また、3党は財源として「積みすぎた基金」の回収などを充てるとしているが、単年度限りの資金に頼る手法には、中長期的な持続可能性を疑問視する声が上がる。
重要政策における「同床異夢」
エネルギー補助金を求める一方で、その根底にある「原発再稼働の是非」をめぐっては立憲と公明の間で主張が大きく異なる。
実際、同時期の新潟県知事選などでは3党としての明確な態度を示せず、「野党第1党としての責任放棄」との批判を浴びる。
ガバナンス不全と支持層の反発
毛色の異なる政党が、長期的な国家ビジョンを欠いたまま「緊急対策」の看板だけで共闘していることに対し、地方議員や支持層から「バラバラだ」と不満が噴出する。
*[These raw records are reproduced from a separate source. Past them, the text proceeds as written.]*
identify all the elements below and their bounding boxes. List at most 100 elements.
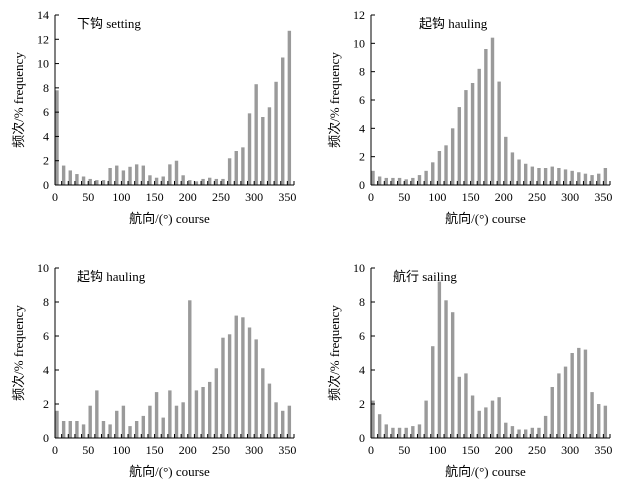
bar <box>108 424 112 438</box>
bar <box>128 166 132 185</box>
bar <box>570 170 574 185</box>
bar <box>504 422 508 438</box>
y-tick-label: 10 <box>37 57 49 71</box>
bar <box>134 164 139 185</box>
bar <box>221 178 225 185</box>
y-tick-label: 6 <box>43 329 49 343</box>
bar <box>154 392 159 438</box>
y-tick-label: 8 <box>43 81 49 95</box>
y-axis-label: 频次/% frequency <box>11 305 26 401</box>
bar <box>207 381 212 438</box>
x-tick-label: 250 <box>212 443 230 457</box>
bar <box>377 176 382 185</box>
bar <box>81 424 86 438</box>
bar <box>497 397 501 438</box>
bar <box>583 349 588 438</box>
y-axis-label: 频次/% frequency <box>11 52 26 148</box>
bar <box>227 334 232 438</box>
bar <box>168 164 172 185</box>
bar <box>464 373 468 438</box>
bar <box>397 177 402 185</box>
bar <box>424 400 428 438</box>
bar <box>597 173 601 185</box>
bar <box>247 113 252 185</box>
bar <box>234 315 238 438</box>
bar <box>490 400 495 438</box>
bar <box>371 400 375 438</box>
y-tick-label: 8 <box>359 295 365 309</box>
bar <box>75 174 79 185</box>
bar <box>431 162 435 185</box>
bar <box>267 107 272 185</box>
bar <box>583 173 588 185</box>
y-tick-label: 12 <box>353 8 365 22</box>
x-tick-label: 250 <box>212 190 230 204</box>
y-tick-label: 4 <box>359 363 365 377</box>
bar <box>424 170 428 185</box>
bar <box>68 170 72 185</box>
bar <box>55 410 59 438</box>
x-axis-label: 航向/(°) course <box>129 211 210 226</box>
bar <box>523 429 528 438</box>
bar <box>590 175 594 185</box>
bar <box>550 166 554 185</box>
bar <box>444 300 448 438</box>
x-tick-label: 50 <box>398 190 410 204</box>
bar <box>161 176 165 185</box>
panel-title: 起钩 hauling <box>419 16 488 31</box>
bar <box>201 387 205 438</box>
x-tick-label: 150 <box>462 190 480 204</box>
chart-panel-2: 0 2 4 6 8 10 12 0 50 100 150 200 250 300 350 航向/(°) cou… <box>327 8 612 226</box>
bar <box>287 30 292 185</box>
x-tick-label: 0 <box>52 190 58 204</box>
bar <box>464 90 468 185</box>
bar <box>570 353 574 438</box>
bar <box>188 180 192 185</box>
bar <box>214 368 219 438</box>
bar <box>397 427 402 438</box>
x-tick-label: 350 <box>594 190 612 204</box>
y-tick-label: 0 <box>359 431 365 445</box>
bar <box>477 410 481 438</box>
bar <box>530 166 535 185</box>
x-axis-label: 航向/(°) course <box>445 464 526 479</box>
bar <box>261 117 265 185</box>
bar <box>61 165 66 185</box>
bar <box>411 177 415 185</box>
x-tick-label: 150 <box>146 443 164 457</box>
y-tick-label: 0 <box>43 178 49 192</box>
y-tick-label: 12 <box>37 32 49 46</box>
bar <box>194 390 199 438</box>
bar <box>457 376 462 438</box>
bar <box>470 395 475 438</box>
bar <box>148 175 152 185</box>
x-tick-label: 200 <box>495 443 513 457</box>
bar <box>281 410 285 438</box>
bar <box>543 168 548 185</box>
x-tick-label: 0 <box>368 190 374 204</box>
bar <box>61 421 66 438</box>
x-axis-label: 航向/(°) course <box>129 464 210 479</box>
y-tick-label: 6 <box>359 329 365 343</box>
bar <box>154 177 159 185</box>
bar <box>75 421 79 438</box>
bar <box>234 151 238 185</box>
bar <box>141 415 146 438</box>
x-tick-label: 250 <box>528 443 546 457</box>
panel-title: 航行 sailing <box>393 269 457 284</box>
y-tick-label: 4 <box>43 129 49 143</box>
panel-title: 下钩 setting <box>77 16 141 31</box>
bar <box>431 346 435 438</box>
bar <box>543 415 548 438</box>
bar <box>207 177 212 185</box>
bar <box>504 136 508 185</box>
y-tick-label: 6 <box>43 105 49 119</box>
bar <box>134 421 139 438</box>
x-tick-label: 50 <box>82 443 94 457</box>
y-tick-label: 4 <box>43 363 49 377</box>
x-tick-label: 100 <box>112 190 130 204</box>
y-tick-label: 8 <box>43 295 49 309</box>
bar <box>227 158 232 185</box>
bar <box>281 57 285 185</box>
さらに、憲法改正議論や皇族数確保の案をめぐっても中道と立憲の間で発言の食い違いやSNS上での内輪揉めが露呈しており、党間のガバナンス(統治)崩壊が指摘されている。
旧民主党政権の「残像」
財源の裏付けが曖昧なまま巨額の給付を掲げる姿勢は、かつてマニフェストの財源不足で破綻した旧民主党政権の姿と重なる。有権者の間には、今回の提案が「かつての二の舞(公約倒れ)になるのではないか」という根強い不信感が横たわる。
国民の声を反映した調査は評価されるべきだが、「財源」「政策の一致」「統治力」のいずれも欠いた共闘は、有権者に「選挙目当ての野合」と映りかねない。今後の国会論戦や地方選挙で、その真価が厳しく問われることになる。